Imagine this conversation taking place between Google and Samsung: (Google) "Hey Samsung! You have sold over 20 million Galaxy S2 devices right? GOOD JOB. Tell ya what....yes, I realize that we pretty much give Android to you for free and allow you to make millions in sales, but lets take it up a notch. For every 500,000 Galaxy S2 devices you upgrade to Ice Cream Sandwich within "X“ amount of time, we're gonna cut you a big $%& check. Would that possibly give you the motivation to help us out with this fragmentation issue?“. Since we all know that money makes the world go round, especially for huge companies like Samsung, what do you think their response would be?

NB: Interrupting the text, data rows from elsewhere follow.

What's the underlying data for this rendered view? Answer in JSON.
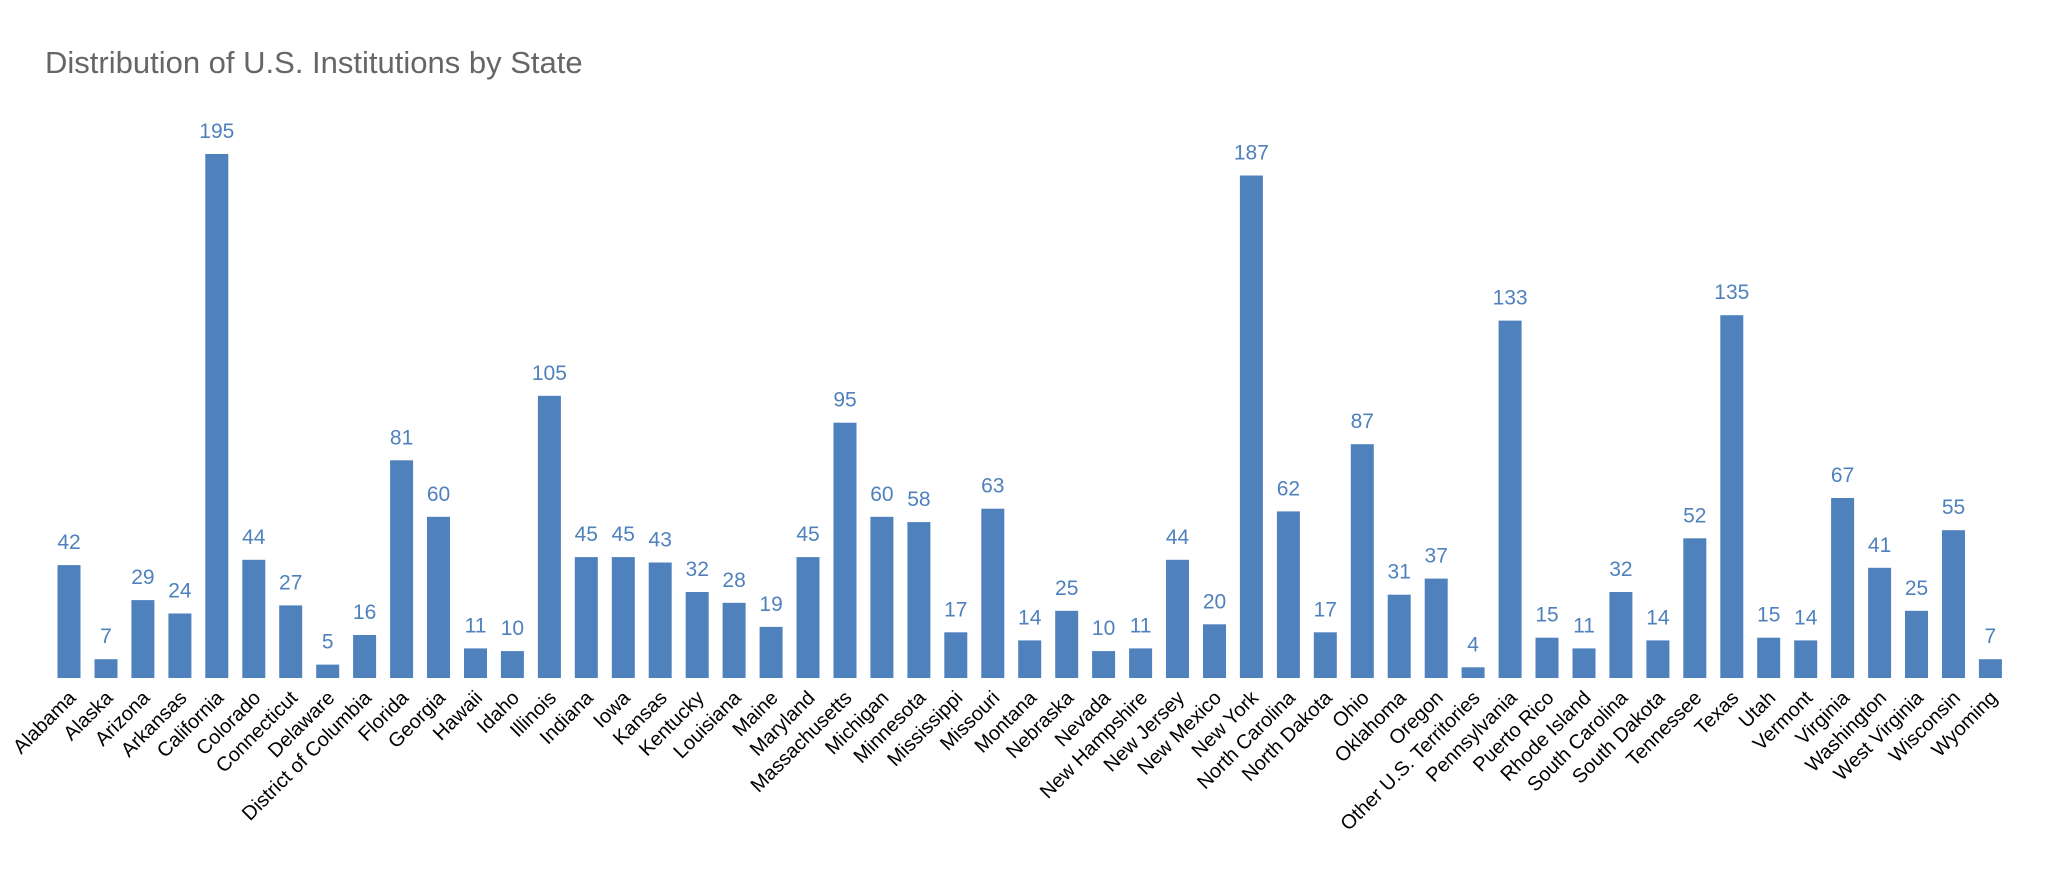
{
  "chart_data": {
    "type": "bar",
    "title": "Distribution of U.S. Institutions by State",
    "xlabel": "",
    "ylabel": "",
    "ylim": [
      0,
      195
    ],
    "grid": false,
    "legend": "none",
    "bar_color": "#4f81bd",
    "label_color": "#4f81bd",
    "categories": [
      "Alabama",
      "Alaska",
      "Arizona",
      "Arkansas",
      "California",
      "Colorado",
      "Connecticut",
      "Delaware",
      "District of Columbia",
      "Florida",
      "Georgia",
      "Hawaii",
      "Idaho",
      "Illinois",
      "Indiana",
      "Iowa",
      "Kansas",
      "Kentucky",
      "Louisiana",
      "Maine",
      "Maryland",
      "Massachusetts",
      "Michigan",
      "Minnesota",
      "Mississippi",
      "Missouri",
      "Montana",
      "Nebraska",
      "Nevada",
      "New Hampshire",
      "New Jersey",
      "New Mexico",
      "New York",
      "North Carolina",
      "North Dakota",
      "Ohio",
      "Oklahoma",
      "Oregon",
      "Other U.S. Territories",
      "Pennsylvania",
      "Puerto Rico",
      "Rhode Island",
      "South Carolina",
      "South Dakota",
      "Tennessee",
      "Texas",
      "Utah",
      "Vermont",
      "Virginia",
      "Washington",
      "West Virginia",
      "Wisconsin",
      "Wyoming"
    ],
    "values": [
      42,
      7,
      29,
      24,
      195,
      44,
      27,
      5,
      16,
      81,
      60,
      11,
      10,
      105,
      45,
      45,
      43,
      32,
      28,
      19,
      45,
      95,
      60,
      58,
      17,
      63,
      14,
      25,
      10,
      11,
      44,
      20,
      187,
      62,
      17,
      87,
      31,
      37,
      4,
      133,
      15,
      11,
      32,
      14,
      52,
      135,
      15,
      14,
      67,
      41,
      25,
      55,
      7
    ]
  }
}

Last week I read an extremely good article from ExtremeTech that touched on the possibility of consumers having the option to pay for Android updates, which led me to write my own article discussing my views on the possibility. The community had a lot of good comments in regards to this issue, and I completely understand that it is a complex and somewhat (possibly) over exaggerated issue. I felt that with so many people paying sometimes hundreds for a Windows update, why not 10 bucks per Android update to give manufacturers some incentive to update devices faster? I mean fair enough, Samsung makes PLENTY OF MONEY from Android, so why should they make more? I get that argument, and I do agree that it seems like Android manufacturers are making way too much profit while at the same time making consumers wait way too long for updates. But what about if Google, who generates BILLIONS of dollars per year in search revenue from mobile devices alone, were to incentivise Android manufacturers to speed it up a bit by paying them to implement updates faster?
This is exactly what Emil Protalinski discussed in a really good article on Zdnet (credits and link below) yesterday, and it really got me thinking. If ANYONE should be paying for updates, why the consumer? Yes, people pay for Windows updates, but it has ALWAYS been that way. Even if paying for Android updates were optional, it would have needed to have been implemented more from the beginning, as it seems a bit too late to introduce this idea now. But Google on the other can not only afford it, they could EASILY afford it, and they have plenty of things to gain by keeping Android up to date as quickly as possible across devices.
Again, this is a drastic measure, but the update process for Android needs a more drastic solution. What do you guys think? What if the big G would start throwing money at manufacturers to update devices and supporting the consumer directly by taking the responsibility to put pressure on them (manufacturers) directly? Could it help to end fragmentation, or would it simply lead to other issues?